For an 8 inch charge (i.e. with +1 to charge roll): 41.67%
Reroll 1 die: 68.06%
Reroll both: 65.97%
Choice between rerolls: 72.45%

Don't forget

Odds of a charge when you've stacked up every possible charge bonus, stratagem, reroll and modifier available within your codex: 0%.

2019/05/10 03:59:06

Subject: Help me with my Mathammer: Chances of a charge

When checking for success, it is sometimes easier to determine the odds of failure, and subtract from one.

For example, going with a straight reroll of both dice, the odds of FAILING a 9" charge are 26/36 = 72.2%.

The odds of failing twice in a row are 0.7222 * 0.7222 = 0.5216%

Thus, the odds of success are 1.0000 - 0.5216 = 0.4784.

If you have the option to reroll a single die, that gets somewhat complicated.
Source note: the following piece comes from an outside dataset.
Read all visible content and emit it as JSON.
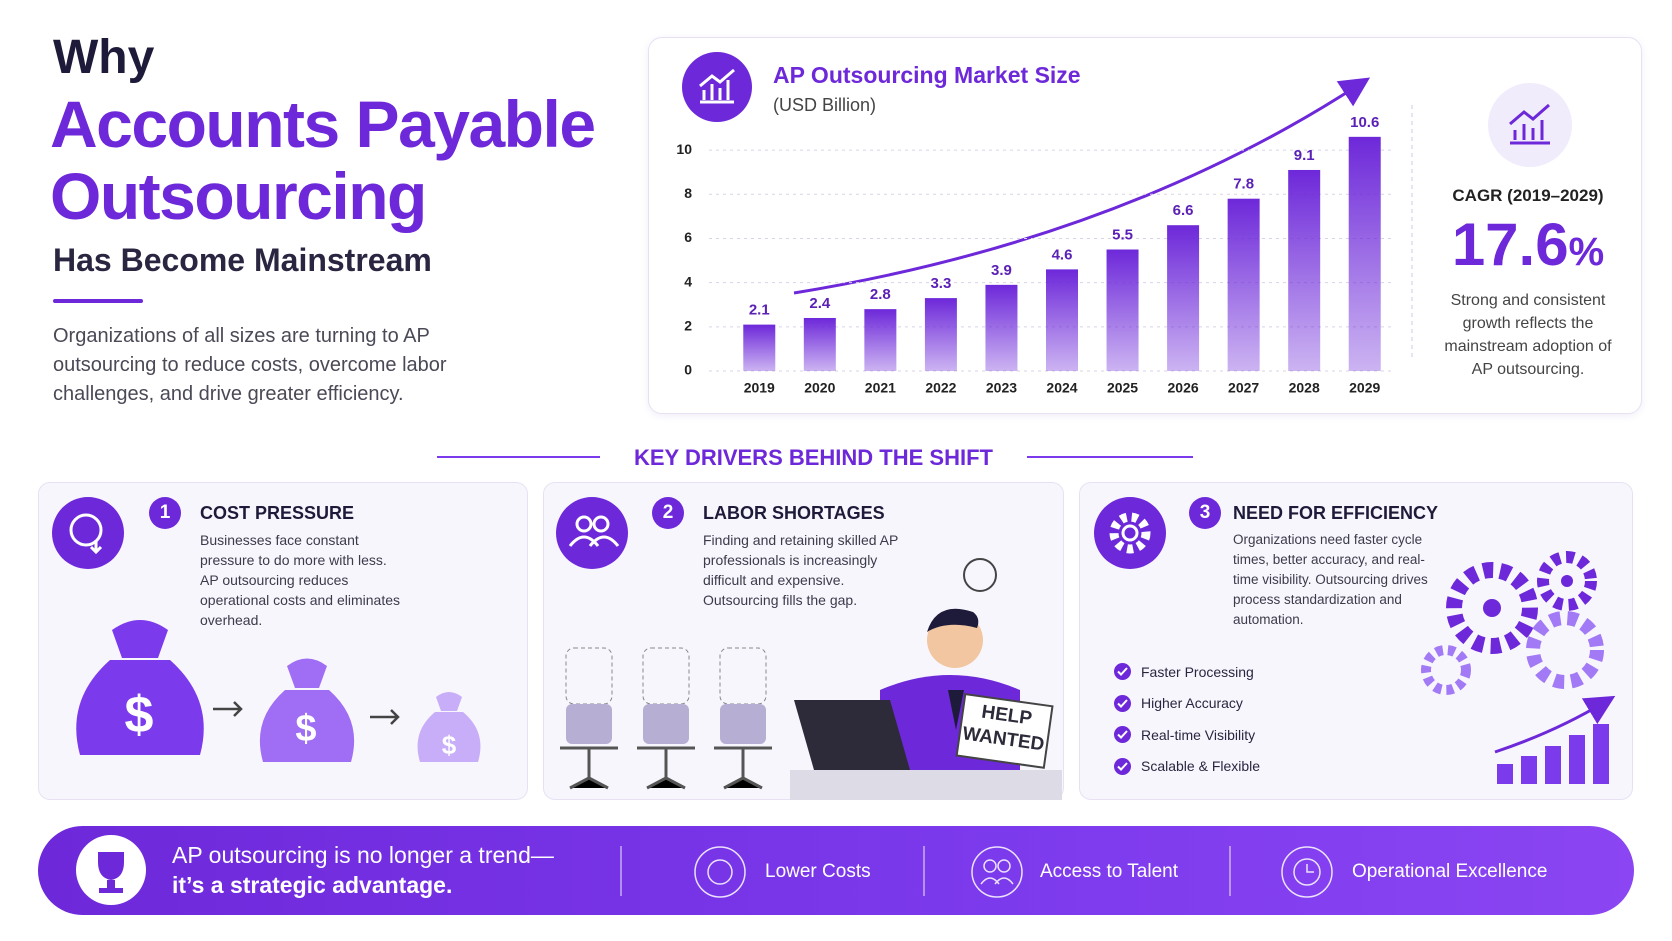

It becomes a situation where "What's the highest die I rolled? Ok, so having failed, what are the odds of success now that I know I have a 6,5,4 or 3 to now succeed? If my highest roll is 1 or 2, I can't succeed no matter what."

If you have the option to reroll one or two dice, that is extraordinarily complicated. Based on your highest die roll, you'd have to determine the odds of improvement of rerolling both (28%) vs comparing High Die. (ie: HD 6, rerolling 1 die gives a 67% success).

2019/05/10 06:38:01

Subject: Help me with my Mathammer: Chances of a charge

greatbigtree wrote: If you have the option to reroll one or two dice, that is extraordinarily complicated. Based on your highest die roll, you'd have to determine the odds of improvement of rerolling both (28%) vs comparing High Die. (ie: HD 6, rerolling 1 die gives a 67% success).
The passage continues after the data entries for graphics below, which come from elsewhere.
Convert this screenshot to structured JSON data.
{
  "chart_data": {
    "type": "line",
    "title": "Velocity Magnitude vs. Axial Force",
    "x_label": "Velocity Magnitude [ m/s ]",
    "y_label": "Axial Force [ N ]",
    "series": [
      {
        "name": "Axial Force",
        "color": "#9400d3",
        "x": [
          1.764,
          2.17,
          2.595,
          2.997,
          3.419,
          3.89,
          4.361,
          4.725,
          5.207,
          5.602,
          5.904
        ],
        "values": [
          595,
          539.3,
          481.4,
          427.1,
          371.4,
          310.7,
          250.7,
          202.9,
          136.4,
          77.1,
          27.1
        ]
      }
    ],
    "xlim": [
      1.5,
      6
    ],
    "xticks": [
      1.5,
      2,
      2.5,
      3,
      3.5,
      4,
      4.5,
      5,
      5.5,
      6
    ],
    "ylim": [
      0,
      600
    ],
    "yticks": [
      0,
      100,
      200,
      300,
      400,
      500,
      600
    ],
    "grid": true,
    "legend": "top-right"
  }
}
When it comes to things like this I find it easier to simply do little bit of code that crunch it. Do the dice rolls 1000000 times, check how often you succeeded, odds there close enough.

Sure better ways but here's for example quick code to see odds of 8" charge reroll both or one dice:

Spoiler:

import random

successes=0
tries=1000000
for x in range(0, tries):
x1=random.randint(1,6)
x2=random.randint(1,6)
#print(str(x1)+" "+str(x2))
if (x1+x2)>=8:
successes=successes+1
#print("made it"
else:
if x1<4 and x2<4:
#print("rerolling both"
x1=random.randint(1,6)
x2=random.randint(1,6)
else:
#print("reroll 1"
if x1<x2: